The thirteen masterful tales in this collection by the award-winning author of Airships and Bats Out of Hell explore lost moments in time with intensity, emotion, and an eye to the past. In “Uncle High Lonesome,” a young man recalls an uncle’s drinking binges and the rage unleashed, hinting at dark waters of distress. Fishing is transformed into a life-altering, almost mystical event in “A Creature in the Bay of St. Louis.” And in “Snerd and Niggero,” a deep friendship between two men is inspired by the loss of a woman they both loved. Viewed through memory and time’s distance, Barry Hannah’s characters are brightly illuminated figures from a lost time, whose occasionally bleak lives are still uncommonly true.

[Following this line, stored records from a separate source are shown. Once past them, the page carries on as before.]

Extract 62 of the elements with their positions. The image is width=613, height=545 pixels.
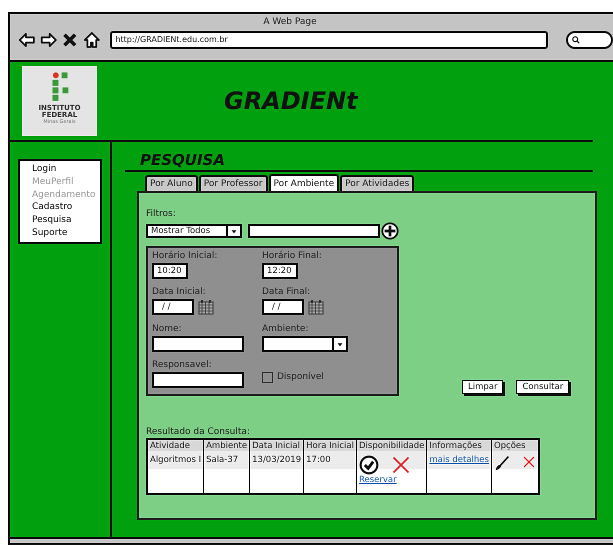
date-field[interactable]: / / xyxy=(152,299,194,316)
menu-item[interactable]: Suporte xyxy=(32,226,100,240)
date-field[interactable]: / / xyxy=(262,299,304,316)
time-field[interactable]: 12:20 xyxy=(262,263,298,279)
field-label: Ambiente: xyxy=(262,324,310,334)
tab[interactable]: Por Professor xyxy=(198,175,268,191)
delete-icon[interactable] xyxy=(522,455,536,469)
field-label: Responsavel: xyxy=(152,360,213,370)
table-cell: 17:00 xyxy=(304,451,356,494)
url-field[interactable]: http://GRADIENt.edu.com.br xyxy=(110,31,548,49)
table-cell: 13/03/2019 xyxy=(250,451,304,494)
close-icon[interactable] xyxy=(390,455,411,475)
check-icon[interactable] xyxy=(358,455,379,475)
menu-item[interactable]: Cadastro xyxy=(32,201,100,214)
input-field[interactable] xyxy=(152,372,244,388)
section-title: PESQUISA xyxy=(140,151,226,169)
table-cell: Algoritmos I xyxy=(147,451,204,494)
field-label: Horário Final: xyxy=(262,251,323,261)
tab[interactable]: Por Aluno xyxy=(145,175,198,191)
tab[interactable]: Por Ambiente xyxy=(268,174,340,191)
results-label: Resultado da Consulta: xyxy=(146,427,251,437)
brush-icon[interactable] xyxy=(494,455,510,471)
time-field[interactable]: 10:20 xyxy=(152,263,188,279)
home-icon[interactable] xyxy=(82,31,100,49)
input-field[interactable] xyxy=(152,336,244,352)
calendar-icon[interactable] xyxy=(198,299,214,316)
column-header: Informações xyxy=(426,439,492,451)
field-label: Data Inicial: xyxy=(152,287,207,298)
calendar-icon[interactable] xyxy=(308,299,324,316)
site-title: GRADIENt xyxy=(224,87,358,115)
field-label: Data Final: xyxy=(262,287,312,298)
column-header: Data Inicial xyxy=(250,439,304,451)
menu-item: Agendamento xyxy=(32,188,96,202)
checkbox-label: Disponível xyxy=(277,372,324,382)
window-title: A Web Page xyxy=(262,16,318,27)
menu-item[interactable]: Pesquisa xyxy=(32,214,100,227)
field-label: Horário Inicial: xyxy=(152,251,218,261)
column-header: Disponibilidade xyxy=(356,439,427,451)
forward-icon[interactable] xyxy=(40,31,58,49)
filter-field[interactable] xyxy=(248,224,380,238)
field-label: Nome: xyxy=(152,324,183,334)
filter-dropdown[interactable]: Mostrar Todos xyxy=(146,224,242,238)
column-header: Atividade xyxy=(147,439,204,451)
search-field[interactable] xyxy=(566,31,613,49)
caret-icon xyxy=(230,227,238,235)
logo-icon xyxy=(50,72,68,102)
back-icon[interactable] xyxy=(18,31,36,49)
table-cell: Sala-37 xyxy=(204,451,250,494)
tab[interactable]: Por Atividades xyxy=(340,175,414,191)
action-button[interactable]: Consultar xyxy=(516,380,570,394)
menu-item[interactable]: Login xyxy=(32,163,100,176)
add-icon[interactable] xyxy=(381,222,399,240)
column-header: Opções xyxy=(491,439,539,451)
close-icon[interactable] xyxy=(61,31,79,49)
menu-item: MeuPerfil xyxy=(32,176,75,189)
field-label: Filtros: xyxy=(146,209,177,219)
search-icon[interactable] xyxy=(572,36,580,44)
action-button[interactable]: Limpar xyxy=(462,380,504,394)
column-header: Hora Inicial xyxy=(304,439,356,451)
select-field[interactable] xyxy=(262,336,348,352)
column-header: Ambiente xyxy=(204,439,250,451)
checkbox[interactable] xyxy=(262,372,273,383)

“Barry Hannah’s writing is raw and exhilarating, tortured, radiant, vicious, aggressive, funny, and streaked with rage, pain and bright poetic truth.” —The Philadelphia Inquirer on Airships
PUBLISHERS WEEKLY
Though set mostly in the Mississippi of the recent past, these 13 unsettling, masterfully crafted fictions bring to mind not only the work of great Southern short-story writers like Flannery O'Connor and Carson McCullers but, in their brutal candor and tragic masculinity, also echo voices as diverse as those of the New Englander Raymond Carver and the urbanite Charles Bukowski. Exploring themes of contorted sexuality, voyeurism, guilt, prejudice, identity, familial dysfunction, death, aging, improbable friendship, alcoholism, creativity and self-destruction, Hannah (Bats Out of Hell) evokes a dolorous and sometimes darkly comic South peopled by desperate losers, weathered survivors and unexpected innocents. Robert Snerd and Cornelius Niggero become fast friends on the death of Niggero's wife, a woman both were in love--and involved--with. In "The Agony of T. Bandini," Tiger Bandini and the "lean black man" known only as Cruthers form a mysterious, lasting bond in the police drunk tank. "Drum" Dummond, a middle-aged, Christian dilettante in Paul Smith's writing class, befriends and encourages his troubled teacher but ultimately takes his own life ("Drummer Down)." In the briefest tale here, "A Creature in the Bay of St. Louis," a young boy out fishing hooks onto a sea monster. "It took place in no more than half a minute, I'd guess, but it had the lengthy rapture and terror of a whole tale." Just so, in these stories Hannah evokes an astonishing depth and range of emotion, as he economically blends notes of wistfulness and nostalgia into the dark, complex moods of his resonant, often disturbing tales.